Skill — Time Blocking/Planning and Prioritizing Look ahead to your week. Decide on how many hours or blocks of time you want to dedicate to working out. Physically block out that time in your calendar. This is simply step one. With each block of time you input into your calendar, you are setting your best of intentions. You understand it may not be followed to a tee and that’s ok. Having that extra nudge of a calendar appointment with yourself is the first line of defense against defaulting on your health-promoting behavior practice.
Skill — Set and Maintain Minimums Looking ahead at what you planned in terms of a health-promoting behavior like working out, ask yourself what is the smallest amount of working out that you would be happy with. If you had zero motivation and life was coming at you fast, what is your bare minimum workout? How could you score a win on a day when your time block for working out disappears or shrinks?
Skill — Obstacle Planning After you have planned ahead and added your workouts to your calendar, you should stop and say to yourself “there is no way this week will go exactly as I have planned it”. There will be obstacles in your way.

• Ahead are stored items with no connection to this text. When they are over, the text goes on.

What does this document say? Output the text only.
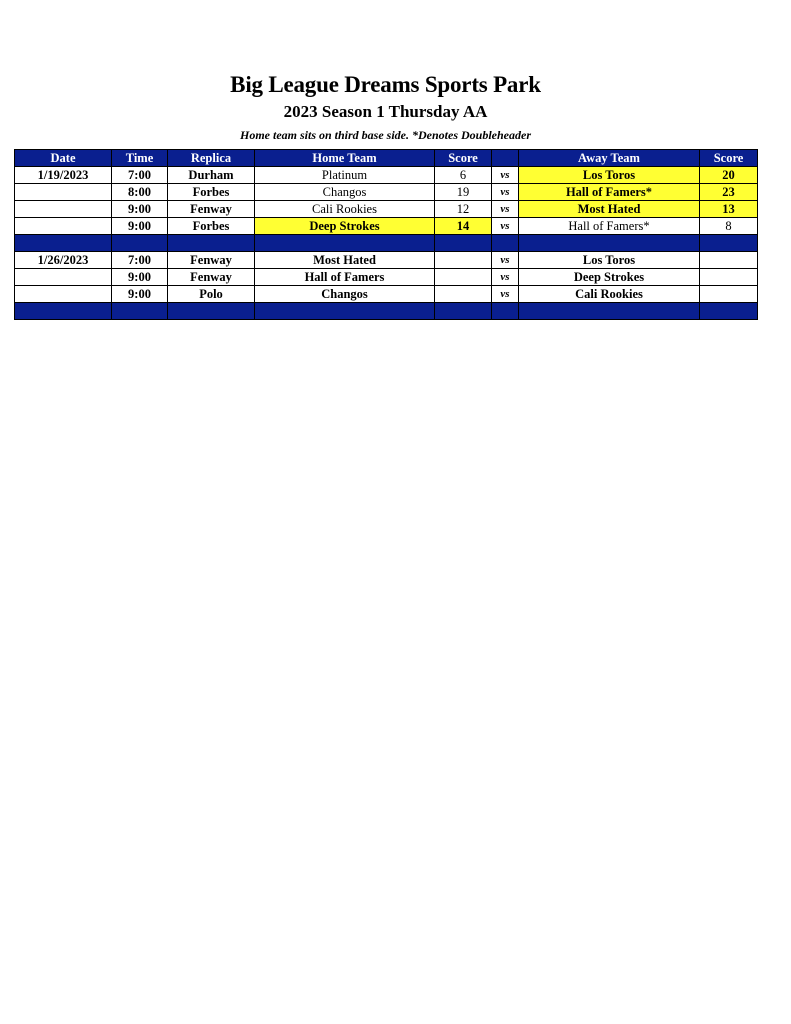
Big League Dreams Sports Park
2023 Season 1 Thursday AA
Home team sits on third base side. *Denotes Doubleheader
Date	Time	Replica	Home Team	Score		Away Team	Score
1/19/2023	7:00	Durham	Platinum	6	vs	Los Toros	20
	8:00	Forbes	Changos	19	vs	Hall of Famers*	23
	9:00	Fenway	Cali Rookies	12	vs	Most Hated	13
	9:00	Forbes	Deep Strokes	14	vs	Hall of Famers*	8

1/26/2023	7:00	Fenway	Most Hated		vs	Los Toros	
	9:00	Fenway	Hall of Famers		vs	Deep Strokes	
	9:00	Polo	Changos		vs	Cali Rookies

You are going to be stressed multiple times. In order to not be caught off guard once again, spend time thinking ahead about your obstacles. Take a piece of paper and write “If” on one side, and “Then” on the other side. In the “If” column, brainstorm all the things that tend to come up as obstacles to you working out. In the “Then” column, make a plan for what you will do if you encounter that obstacle (and you will).
Skill — Debrief Another skill of flexible consistency is the debrief. This is where you look back at the evidence you have gathered over the past couple of weeks. Did you workout as consistently as you would have liked? Are you happy with that number? What stopped you? What worked in countering those obstacles? What didn’t work? What else can you do to stay on course when conditions are less than ideal? Try everything like an experiment. Constantly tinkering and asking questions and studying the results will help you find the right recipe for flexible consistency and success. Over time you will see what your norm is and be able to hold yourself accountable to that line and/or work to supersede it at times. If you look back and see that you hit your goals 70–80% of the time, great work. You can be reassured that you are most likely living in that flexible consistency zone.